Task 02 - Extend the Zava Product Manager application
Introduction
The prior task introduced the foundational elements of the Zava Product Manager application, which serves as a central hub for managing product-related inquiries and tasks. You have shown Zava that the Product Manager can effectively handle a variety of customer requests, from product lookups to recommendations. However, to further enhance the capabilities of the Product Manager and provide a more comprehensive solution, you will now extend the application by integrating additional agents using the Agent2Agent (A2A) Protocol.
Description
In this task, you will extend the Zava Product Manager application to incorporate additional agents using the Agent2Agent (A2A) Protocol. This will involve modifying the existing application to enable communication between multiple AI agents, allowing for more sophisticated interactions and improved customer service. With the Semantic Kernel library, you can also create Plugins that encapsulate specific functionalities, making it easier to manage and extend the capabilities of your agents.
Success Criteria
- You have successfully integrated additional agents into the Zava Product Manager application using the A2A Protocol.

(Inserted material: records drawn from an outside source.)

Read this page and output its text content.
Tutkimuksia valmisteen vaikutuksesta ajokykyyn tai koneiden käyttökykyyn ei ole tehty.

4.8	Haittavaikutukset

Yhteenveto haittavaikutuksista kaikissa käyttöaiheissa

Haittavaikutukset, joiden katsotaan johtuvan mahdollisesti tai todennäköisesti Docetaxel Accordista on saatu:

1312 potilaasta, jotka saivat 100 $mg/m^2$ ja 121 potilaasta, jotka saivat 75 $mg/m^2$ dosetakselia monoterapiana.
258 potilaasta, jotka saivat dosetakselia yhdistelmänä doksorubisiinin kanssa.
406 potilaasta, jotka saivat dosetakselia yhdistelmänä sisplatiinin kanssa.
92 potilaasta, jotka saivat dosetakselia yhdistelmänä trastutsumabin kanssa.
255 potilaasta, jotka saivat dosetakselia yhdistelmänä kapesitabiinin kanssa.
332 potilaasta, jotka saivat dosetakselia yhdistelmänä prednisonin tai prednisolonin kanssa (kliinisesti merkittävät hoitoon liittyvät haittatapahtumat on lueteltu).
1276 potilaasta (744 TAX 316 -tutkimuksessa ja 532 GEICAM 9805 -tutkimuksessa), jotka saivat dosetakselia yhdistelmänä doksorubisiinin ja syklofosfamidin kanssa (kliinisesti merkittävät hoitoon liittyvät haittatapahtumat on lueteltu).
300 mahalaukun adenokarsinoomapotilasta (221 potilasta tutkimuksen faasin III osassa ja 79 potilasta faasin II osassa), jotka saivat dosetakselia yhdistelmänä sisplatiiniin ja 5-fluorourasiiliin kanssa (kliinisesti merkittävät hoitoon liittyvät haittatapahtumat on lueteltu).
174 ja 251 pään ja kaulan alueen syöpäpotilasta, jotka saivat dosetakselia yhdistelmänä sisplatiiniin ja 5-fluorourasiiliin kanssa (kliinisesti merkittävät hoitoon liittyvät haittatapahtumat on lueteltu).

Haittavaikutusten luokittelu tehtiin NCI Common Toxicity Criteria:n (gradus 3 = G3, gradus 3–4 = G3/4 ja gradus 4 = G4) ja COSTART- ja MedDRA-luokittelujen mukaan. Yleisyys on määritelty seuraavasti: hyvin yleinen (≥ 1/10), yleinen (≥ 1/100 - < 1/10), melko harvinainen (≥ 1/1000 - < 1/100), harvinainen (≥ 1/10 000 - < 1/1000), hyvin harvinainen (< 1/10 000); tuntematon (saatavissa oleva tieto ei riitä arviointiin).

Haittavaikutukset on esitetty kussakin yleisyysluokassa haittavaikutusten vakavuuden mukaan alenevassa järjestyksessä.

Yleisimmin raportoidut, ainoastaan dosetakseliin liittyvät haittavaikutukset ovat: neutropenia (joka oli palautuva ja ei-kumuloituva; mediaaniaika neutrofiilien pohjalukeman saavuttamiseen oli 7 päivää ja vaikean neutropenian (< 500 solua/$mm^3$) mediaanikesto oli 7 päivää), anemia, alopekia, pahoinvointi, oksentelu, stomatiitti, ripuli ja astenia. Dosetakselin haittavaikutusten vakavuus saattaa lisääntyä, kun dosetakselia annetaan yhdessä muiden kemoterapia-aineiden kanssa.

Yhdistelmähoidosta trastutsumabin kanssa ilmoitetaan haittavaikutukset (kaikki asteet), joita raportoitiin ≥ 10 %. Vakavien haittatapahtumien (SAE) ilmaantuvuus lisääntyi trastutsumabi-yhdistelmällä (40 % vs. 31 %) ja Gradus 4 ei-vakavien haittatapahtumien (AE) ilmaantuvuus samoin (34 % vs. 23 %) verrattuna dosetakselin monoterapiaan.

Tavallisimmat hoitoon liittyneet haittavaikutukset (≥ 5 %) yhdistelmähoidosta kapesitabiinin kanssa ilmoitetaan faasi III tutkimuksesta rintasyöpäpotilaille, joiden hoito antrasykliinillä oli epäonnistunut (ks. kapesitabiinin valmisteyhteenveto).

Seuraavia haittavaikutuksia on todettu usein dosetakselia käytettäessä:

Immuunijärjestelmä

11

- You have created at least one Plugin that adds new functionality to your agents.
Learning Resources
Key Tasks
01: Incorporate new agents
Adding new agents to the Zava Product Manager application is fairly straightforward, as the core architecture is already in place. You will create three new agents in particular, including two in this step. The first will be the Marketing Agent, which will handle tasks related to product recommendations, upselling, cross-selling, and improving product descriptions. The second will be the Ranker Agent, which will manage product comparisons, reviews, and rankings. Finally, you will modify the existing Product Manager Agent to delegate tasks to these new agents as appropriate.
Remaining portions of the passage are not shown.